I’ve read and heard one of the keys to the Phil Scott vision for the state’s future is increasing the number of 25-45 year-olds who live in Vermont. Now Scott doesn’t supply many specifics for meeting his goal and enticing this age group to Vermont, but in comments to the Burlington Free Press he indicated he believes helping a company feel more confident by way of various tax incentives should be a big part of it – or maybe that’s the key to all his plans.
But there are other solutions to this puzzle. And here are samplings from a short list (lifted from here ) of policy suggestions that might realistically incentivize the desired demographic (and other age groups) Scott claims he wants to woo to the Green Mountain state:
a) Offer a higher wage. Yes, yes, wages are so 20th century, but The Kids Today have a strange affinity for them. Maybe it’s nostalgia. […]
b) Good health insurance. […] Silly Kids Today.
c) Retirement benefits. […] They’ve been told their whole lives that Social Security just won’t be there for them so they need an alternative. Blame whoever keeps telling them that (shhh!!!!).
d) On the job training. […]
e)Job Security. The Kids Today would like some assurances that their jobs might be around a few months hence. […]
Oh, but implementing any of those would take a bit of leadership, and Scott’s business buddies would squawk a lot.

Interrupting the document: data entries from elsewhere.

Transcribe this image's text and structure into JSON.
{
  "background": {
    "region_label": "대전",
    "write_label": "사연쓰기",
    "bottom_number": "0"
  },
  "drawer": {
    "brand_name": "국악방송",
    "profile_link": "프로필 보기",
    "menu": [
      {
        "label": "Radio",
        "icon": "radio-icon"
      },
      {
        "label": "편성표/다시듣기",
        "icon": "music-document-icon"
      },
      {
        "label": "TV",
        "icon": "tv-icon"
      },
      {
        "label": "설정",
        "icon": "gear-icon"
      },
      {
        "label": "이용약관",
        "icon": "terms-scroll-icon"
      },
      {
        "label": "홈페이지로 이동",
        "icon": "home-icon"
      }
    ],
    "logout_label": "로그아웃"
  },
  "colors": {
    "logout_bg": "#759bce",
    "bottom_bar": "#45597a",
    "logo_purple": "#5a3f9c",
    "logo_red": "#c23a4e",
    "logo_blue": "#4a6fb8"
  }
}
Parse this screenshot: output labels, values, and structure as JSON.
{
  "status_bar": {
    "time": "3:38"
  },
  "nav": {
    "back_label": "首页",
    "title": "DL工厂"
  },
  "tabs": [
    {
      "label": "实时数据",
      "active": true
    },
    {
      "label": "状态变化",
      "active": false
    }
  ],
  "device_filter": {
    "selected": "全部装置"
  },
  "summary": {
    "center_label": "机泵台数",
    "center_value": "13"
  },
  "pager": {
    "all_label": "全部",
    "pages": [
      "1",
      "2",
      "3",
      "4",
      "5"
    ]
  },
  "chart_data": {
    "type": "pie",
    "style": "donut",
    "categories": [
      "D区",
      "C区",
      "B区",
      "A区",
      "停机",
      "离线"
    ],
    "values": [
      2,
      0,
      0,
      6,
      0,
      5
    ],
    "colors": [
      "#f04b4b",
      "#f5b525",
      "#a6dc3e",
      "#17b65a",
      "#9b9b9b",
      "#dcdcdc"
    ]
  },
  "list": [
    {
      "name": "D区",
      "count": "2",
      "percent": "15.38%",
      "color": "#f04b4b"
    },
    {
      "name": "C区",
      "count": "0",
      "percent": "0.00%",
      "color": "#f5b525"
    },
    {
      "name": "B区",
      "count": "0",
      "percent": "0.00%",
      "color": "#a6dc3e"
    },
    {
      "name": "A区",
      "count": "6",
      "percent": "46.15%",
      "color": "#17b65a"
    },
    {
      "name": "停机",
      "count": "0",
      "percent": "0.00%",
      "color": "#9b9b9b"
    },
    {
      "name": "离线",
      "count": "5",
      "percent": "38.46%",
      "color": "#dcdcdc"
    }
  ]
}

But let’s be fair to Scott’s key solution – business-friendly tax policy – it might be just the thing 25-45 year-olds are into.
And I am probably not alone in recalling those times long ago, when we were still young, meeting up with friends on a Saturday afternoon and making plans to head out on the town that evening, in search of a little “business certainty, a tax incentive” or if we got really lucky “a tax exemption.”